Y: It is actually a simple question. Overproduction is never a problem for me because I am always idle and thus not productive. The idea of a new exhibition comes from the need for self-challenge.
L: Trespassing is the theme you chose. How does the word respond to your works?
Y: Trespassing was initially intended to refer to the warning signs with yellow and black stripes. Yet for the whole show “not in the moment” is perhaps a better phrase. Going through the entire process, I considered the possibility of a theme mutually translatable between Chinese and English. The literal translation of “not in the moment” doesn’t seem like a bad idea at first, but just as Maria Grazia has pointed out, the themes are trying to place stress on two different aspects, one on time and the other space. It is good to have them both function in a complementary relationship.
L: The exhibition features both old and new works yet it is not retrospective. What do you think of the temporal connection between your works and the site on which they are exhibited?
Y: The time span of the works in the show is 1996 to 2013. Most of the selected works have been shown for a very short time in group exhibitions at various times and in various places. This time they are presented simultaneously in an exhibition, I believe this indicates at least a certain level of interconnection and crossreference.The presentation of these works in one exhibition is by no means the same as that of an individual work in a number of group shows. I find it hard to articulate the essence of the connection, but I do feel the simultaneous display is justified and absolutely necessary.
L: There are many other works which are excluded from the show; for example, your photo series and your single-channel videos. What do you think of their absence? Does it lead to any incoherence in the show? Are the works strung together merely temporally or does any other connection exist?

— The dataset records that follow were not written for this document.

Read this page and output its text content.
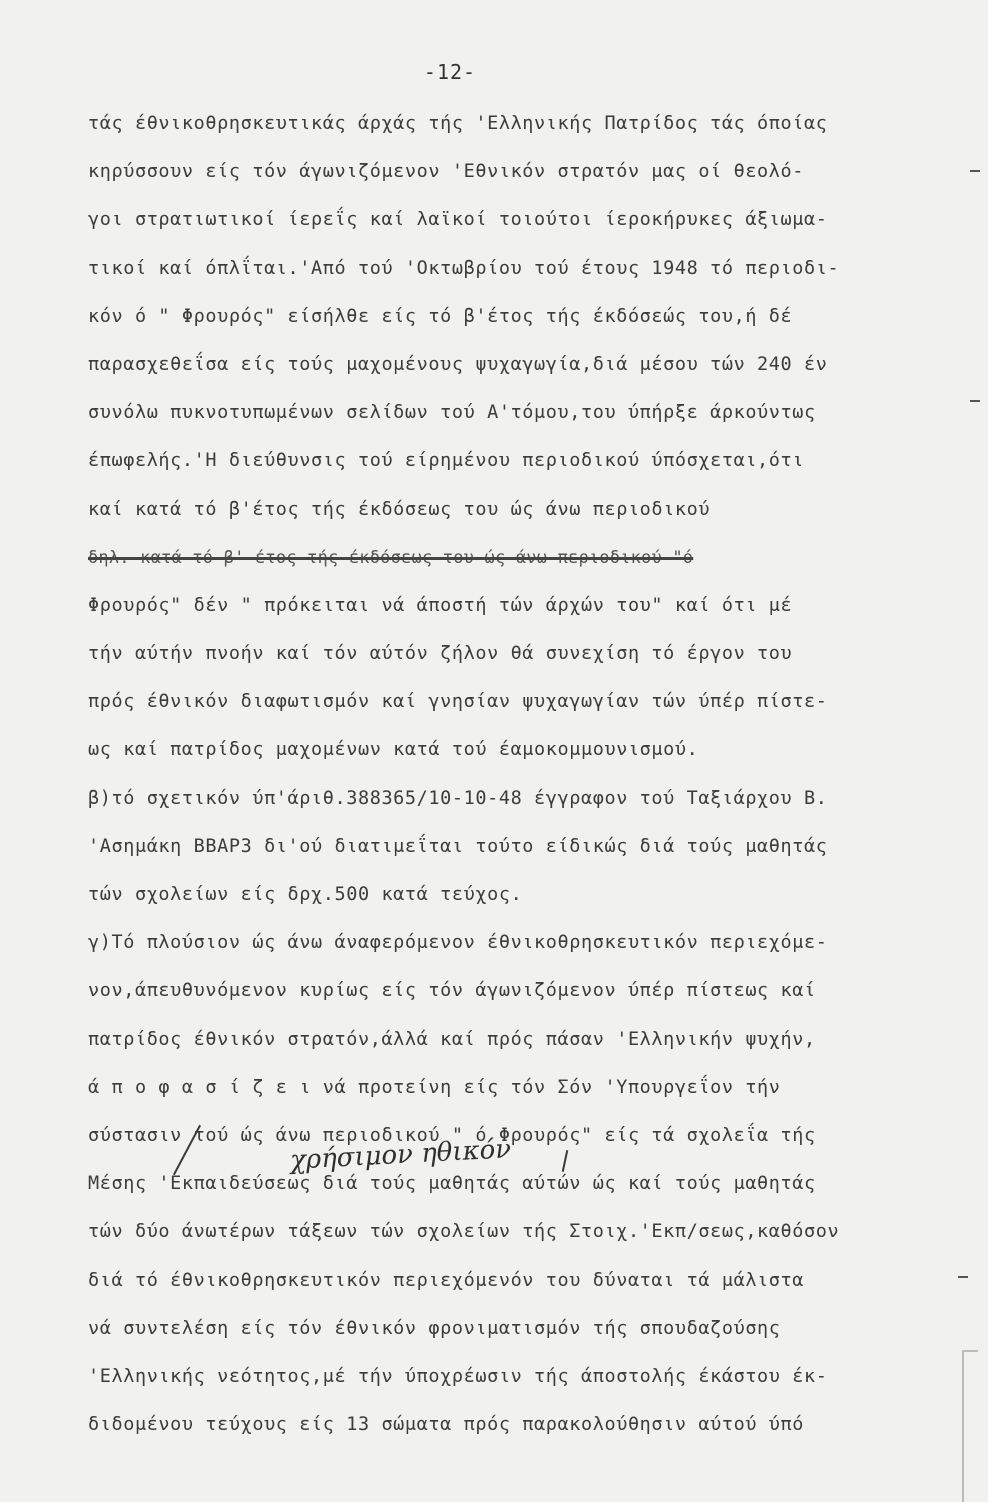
-12-
τάς έθνικοθρησκευτικάς άρχάς τής 'Ελληνικής Πατρίδος τάς όποίας
κηρύσσουν είς τόν άγωνιζόμενον 'Εθνικόν στρατόν μας οί θεολό-
γοι στρατιωτικοί ίερεΐς καί λαϊκοί τοιούτοι ίεροκήρυκες άξιωμα-
τικοί καί όπλΐται.'Από τού 'Οκτωβρίου τού έτους 1948 τό περιοδι-
κόν ό " Φρουρός" είσήλθε είς τό β'έτος τής έκδόσεώς του,ή δέ
παρασχεθεΐσα είς τούς μαχομένους ψυχαγωγία,διά μέσου τών 240 έν
συνόλω πυκνοτυπωμένων σελίδων τού Α'τόμου,του ύπήρξε άρκούντως
έπωφελής.'Η διεύθυνσις τού είρημένου περιοδικού ύπόσχεται,ότι
καί κατά τό β'έτος τής έκδόσεως του ώς άνω περιοδικού
δηλ. κατά τό β' έτος τής έκδόσεως του ώς άνω περιοδικού "ό
Φρουρός" δέν " πρόκειται νά άποστή τών άρχών του" καί ότι μέ
τήν αύτήν πνοήν καί τόν αύτόν ζήλον θά συνεχίση τό έργον του
πρός έθνικόν διαφωτισμόν καί γνησίαν ψυχαγωγίαν τών ύπέρ πίστε-
ως καί πατρίδος μαχομένων κατά τού έαμοκομμουνισμού.
β)τό σχετικόν ύπ'άριθ.388365/10-10-48 έγγραφον τού Ταξιάρχου Β.
'Ασημάκη ΒΒΑΡ3 δι'ού διατιμεΐται τούτο είδικώς διά τούς μαθητάς
τών σχολείων είς δρχ.500 κατά τεύχος.
γ)Τό πλούσιον ώς άνω άναφερόμενον έθνικοθρησκευτικόν περιεχόμε-
νον,άπευθυνόμενον κυρίως είς τόν άγωνιζόμενον ύπέρ πίστεως καί
πατρίδος έθνικόν στρατόν,άλλά καί πρός πάσαν 'Ελληνικήν ψυχήν,
ά π ο φ α σ ί ζ ε ι νά προτείνη είς τόν Σόν 'Υπουργεΐον τήν
σύστασιν τού ώς άνω περιοδικού " ό Φρουρός" είς τά σχολεΐα τής
Μέσης 'Εκπαιδεύσεως διά τούς μαθητάς αύτών ώς καί τούς μαθητάς
τών δύο άνωτέρων τάξεων τών σχολείων τής Στοιχ.'Εκπ/σεως,καθόσον
διά τό έθνικοθρησκευτικόν περιεχόμενόν του δύναται τά μάλιστα
νά συντελέση είς τόν έθνικόν φρονιματισμόν τής σπουδαζούσης
'Ελληνικής νεότητος,μέ τήν ύποχρέωσιν τής άποστολής έκάστου έκ-
διδομένου τεύχους είς 13 σώματα πρός παρακολούθησιν αύτού ύπό
χρήσιμον ηθικόν
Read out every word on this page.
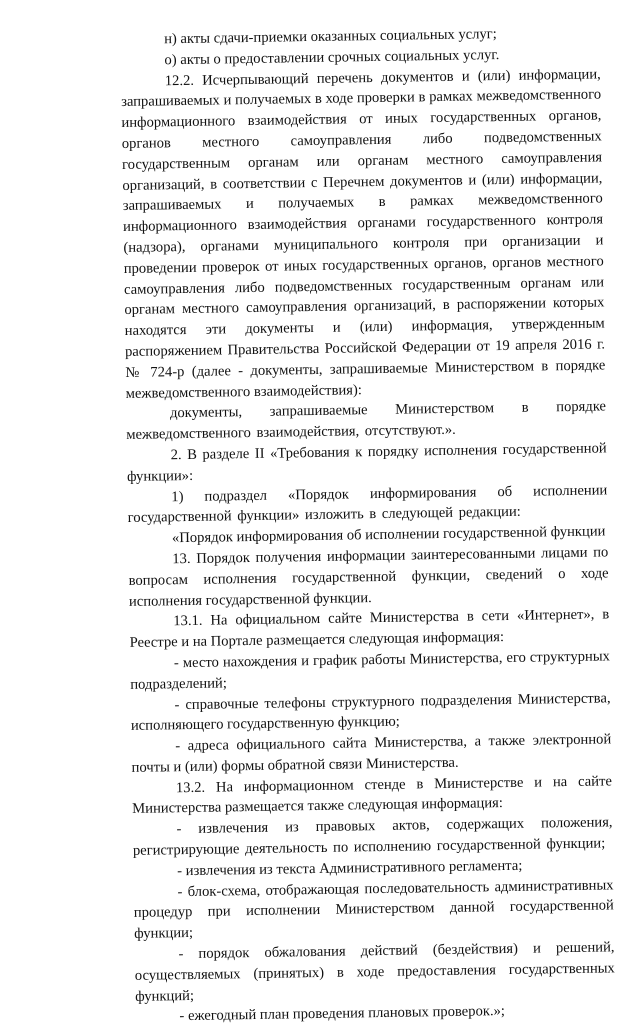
н) акты сдачи-приемки оказанных социальных услуг;

о) акты о предоставлении срочных социальных услуг.

12.2. Исчерпывающий перечень документов и (или) информации, запрашиваемых и получаемых в ходе проверки в рамках межведомственного информационного взаимодействия от иных государственных органов, органов местного самоуправления либо подведомственных государственным органам или органам местного самоуправления организаций, в соответствии с Перечнем документов и (или) информации, запрашиваемых и получаемых в рамках межведомственного информационного взаимодействия органами государственного контроля (надзора), органами муниципального контроля при организации и проведении проверок от иных государственных органов, органов местного самоуправления либо подведомственных государственным органам или органам местного самоуправления организаций, в распоряжении которых находятся эти документы и (или) информация, утвержденным распоряжением Правительства Российской Федерации от 19 апреля 2016 г. № 724-р (далее - документы, запрашиваемые Министерством в порядке межведомственного взаимодействия):

документы, запрашиваемые Министерством в порядке межведомственного взаимодействия, отсутствуют.».

2. В разделе II «Требования к порядку исполнения государственной функции»:

1) подраздел «Порядок информирования об исполнении государственной функции» изложить в следующей редакции:

«Порядок информирования об исполнении государственной функции

13. Порядок получения информации заинтересованными лицами по вопросам исполнения государственной функции, сведений о ходе исполнения государственной функции.

13.1. На официальном сайте Министерства в сети «Интернет», в Реестре и на Портале размещается следующая информация:

- место нахождения и график работы Министерства, его структурных подразделений;

- справочные телефоны структурного подразделения Министерства, исполняющего государственную функцию;

- адреса официального сайта Министерства, а также электронной почты и (или) формы обратной связи Министерства.

13.2. На информационном стенде в Министерстве и на сайте Министерства размещается также следующая информация:

- извлечения из правовых актов, содержащих положения, регистрирующие деятельность по исполнению государственной функции;

- извлечения из текста Административного регламента;

- блок-схема, отображающая последовательность административных процедур при исполнении Министерством данной государственной функции;

- порядок обжалования действий (бездействия) и решений, осуществляемых (принятых) в ходе предоставления государственных функций;

- ежегодный план проведения плановых проверок.»;
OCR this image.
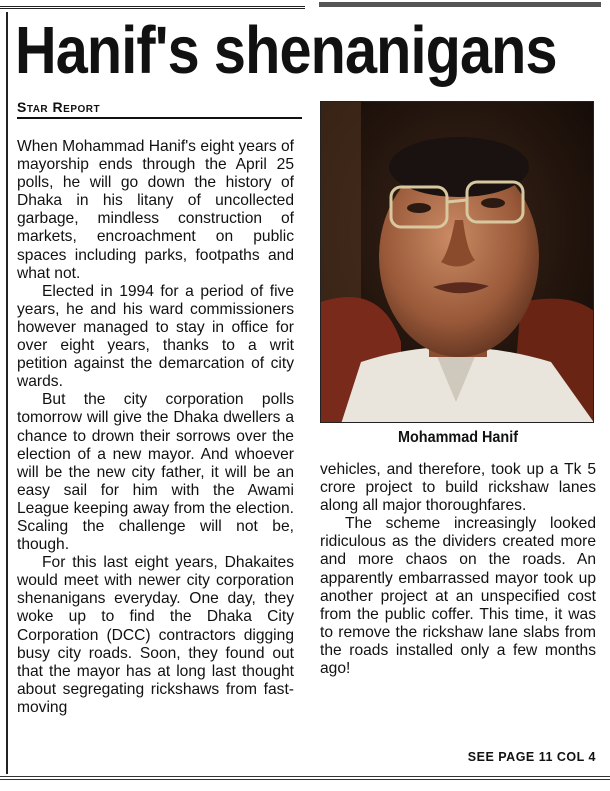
Hanif's shenanigans
Star Report

When Mohammad Hanif's eight years of mayorship ends through the April 25 polls, he will go down the history of Dhaka in his litany of uncollected garbage, mindless construction of markets, encroachment on public spaces including parks, footpaths and what not.

Elected in 1994 for a period of five years, he and his ward commissioners however managed to stay in office for over eight years, thanks to a writ petition against the demarcation of city wards.

But the city corporation polls tomorrow will give the Dhaka dwellers a chance to drown their sorrows over the election of a new mayor. And whoever will be the new city father, it will be an easy sail for him with the Awami League keeping away from the election. Scaling the challenge will not be, though.

For this last eight years, Dhakaites would meet with newer city corporation shenanigans everyday. One day, they woke up to find the Dhaka City Corporation (DCC) contractors digging busy city roads. Soon, they found out that the mayor has at long last thought about segregating rickshaws from fast-moving

Mohammad Hanif

vehicles, and therefore, took up a Tk 5 crore project to build rickshaw lanes along all major thoroughfares.

The scheme increasingly looked ridiculous as the dividers created more and more chaos on the roads. An apparently embarrassed mayor took up another project at an unspecified cost from the public coffer. This time, it was to remove the rickshaw lane slabs from the roads installed only a few months ago!

SEE PAGE 11 COL 4
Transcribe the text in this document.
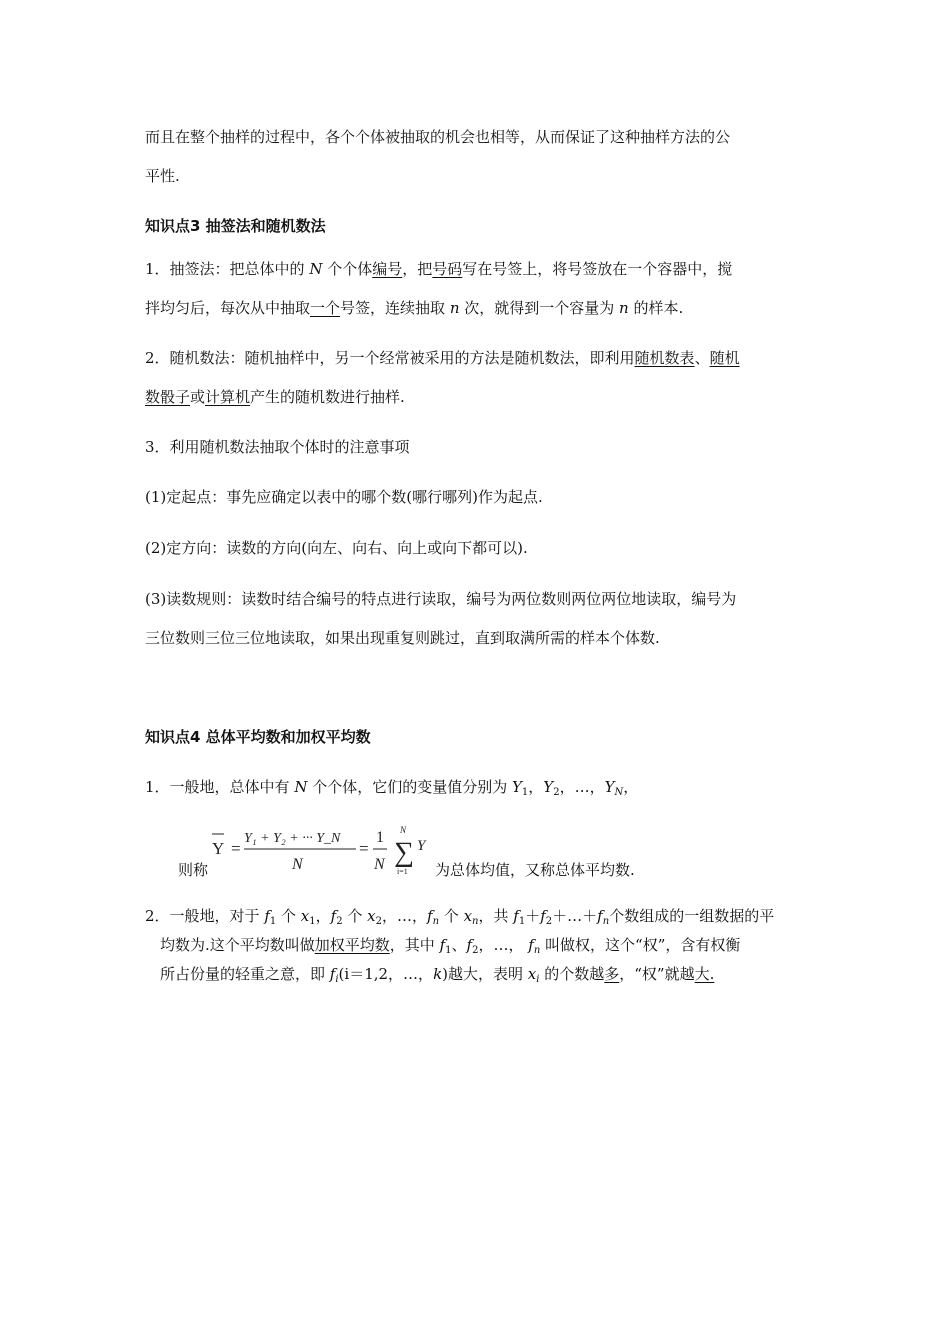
而且在整个抽样的过程中，各个个体被抽取的机会也相等，从而保证了这种抽样方法的公
平性.
知识点3 抽签法和随机数法
1．抽签法：把总体中的 N 个个体编号，把号码写在号签上，将号签放在一个容器中，搅
拌均匀后，每次从中抽取一个号签，连续抽取 n 次，就得到一个容量为 n 的样本.
2．随机数法：随机抽样中，另一个经常被采用的方法是随机数法，即利用随机数表、随机
数骰子或计算机产生的随机数进行抽样.
3．利用随机数法抽取个体时的注意事项
(1)定起点：事先应确定以表中的哪个数(哪行哪列)作为起点.
(2)定方向：读数的方向(向左、向右、向上或向下都可以).
(3)读数规则：读数时结合编号的特点进行读取，编号为两位数则两位两位地读取，编号为
三位数则三位三位地读取，如果出现重复则跳过，直到取满所需的样本个体数.
知识点4 总体平均数和加权平均数
1．一般地，总体中有 N 个个体，它们的变量值分别为 $Y_1$，$Y_2$，…，$Y_N$，
则称
Y =
Y₁ + Y₂ + ··· Y_N
N
=
1
N
N
∑
i=1
Y
为总体均值，又称总体平均数.
2．一般地，对于 $f_1$ 个 $x_1$，$f_2$ 个 $x_2$，…，$f_n$ 个 $x_n$，共 $f_1+f_2+\dots+f_n$个数组成的一组数据的平
均数为.这个平均数叫做加权平均数，其中 $f_1$、$f_2$，…， $f_n$ 叫做权，这个“权”，含有权衡
所占份量的轻重之意，即 $f_i(i=1,2$，…，k)越大，表明 $x_i$ 的个数越多，“权”就越大.
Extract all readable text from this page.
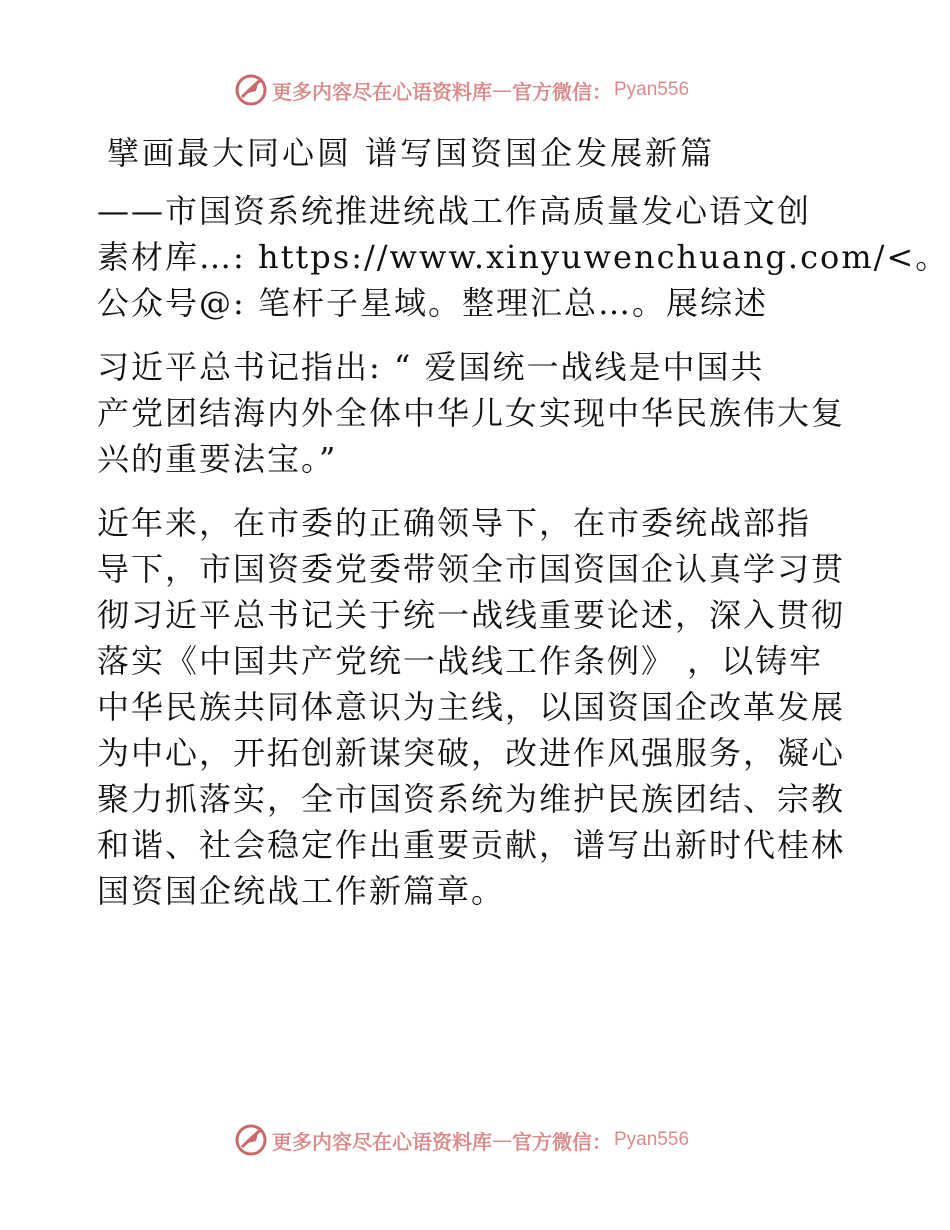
更多内容尽在心语资料库 — 官方微信： Pyan556
擘画最大同心圆 谱写国资国企发展新篇
——市国资系统推进统战工作高质量发心语文创
素材库…: https://www.xinyuwenchuang.com/<。
公众号@: 笔杆子星域。整理汇总…。展综述
习近平总书记指出: “ 爱国统一战线是中国共
产党团结海内外全体中华儿女实现中华民族伟大复
兴的重要法宝。”
近年来，在市委的正确领导下，在市委统战部指
导下，市国资委党委带领全市国资国企认真学习贯
彻习近平总书记关于统一战线重要论述，深入贯彻
落实《中国共产党统一战线工作条例》 ，以铸牢
中华民族共同体意识为主线，以国资国企改革发展
为中心，开拓创新谋突破，改进作风强服务，凝心
聚力抓落实，全市国资系统为维护民族团结、宗教
和谐、社会稳定作出重要贡献，谱写出新时代桂林
国资国企统战工作新篇章。
更多内容尽在心语资料库 — 官方微信： Pyan556
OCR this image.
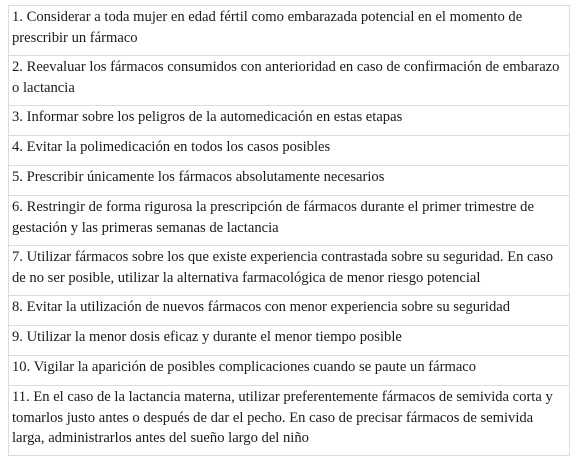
1. Considerar a toda mujer en edad fértil como embarazada potencial en el momento de prescribir un fármaco
2. Reevaluar los fármacos consumidos con anterioridad en caso de confirmación de embarazo o lactancia
3. Informar sobre los peligros de la automedicación en estas etapas
4. Evitar la polimedicación en todos los casos posibles
5. Prescribir únicamente los fármacos absolutamente necesarios
6. Restringir de forma rigurosa la prescripción de fármacos durante el primer trimestre de gestación y las primeras semanas de lactancia
7. Utilizar fármacos sobre los que existe experiencia contrastada sobre su seguridad. En caso de no ser posible, utilizar la alternativa farmacológica de menor riesgo potencial
8. Evitar la utilización de nuevos fármacos con menor experiencia sobre su seguridad
9. Utilizar la menor dosis eficaz y durante el menor tiempo posible
10. Vigilar la aparición de posibles complicaciones cuando se paute un fármaco
11. En el caso de la lactancia materna, utilizar preferentemente fármacos de semivida corta y tomarlos justo antes o después de dar el pecho. En caso de precisar fármacos de semivida larga, administrarlos antes del sueño largo del niño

Y: Temporal coherence is not the focus of the show, which is why it is not retrospective.But I gather words will not easily clarify the main connection. As I said previously, the selection and arrangement of artworks are mainly built upon my instinct. What is your opinion of it as curator?
L: The space is definitely inadequate for a retrospective show. It presents a tough task as to the decision of the content of the artwork, particularly when it comes to the rebuilding some of the old works. Challenges also emerge from the difficulty of working out a single smooth route so that viewers can go through the show following a habitual and temporal path. Therefore, the show is positively not retrospective. But there is still something interesting there. For example, the hint of kinetic installation successfully connects <Shanghai Face> and the latest production <V>, whereas both <Sleepwalking Is a Therapy> and <Let’s Puff> are related to forced bodily actions, with others dealing with the same types of illusions and special references to peeking and politics. At the beginning of our work we are faced with the process of elimination, a method which also dominated the later works and helped us chose the key idea that the exhibition would convey. It is the most direct and accurate approach to the limits of the artist, rendering the art even purer. In spite of that, I still feel a bit of regret towards the absence of words, for they not only fill in the space and offer a basic interpretation of artworks,but also function to indicate the viewing route. Truly such an arrangement would have resulted in an overload of information, possibly leaving the show excessively literary.That’s why I finally agreed not to display the words.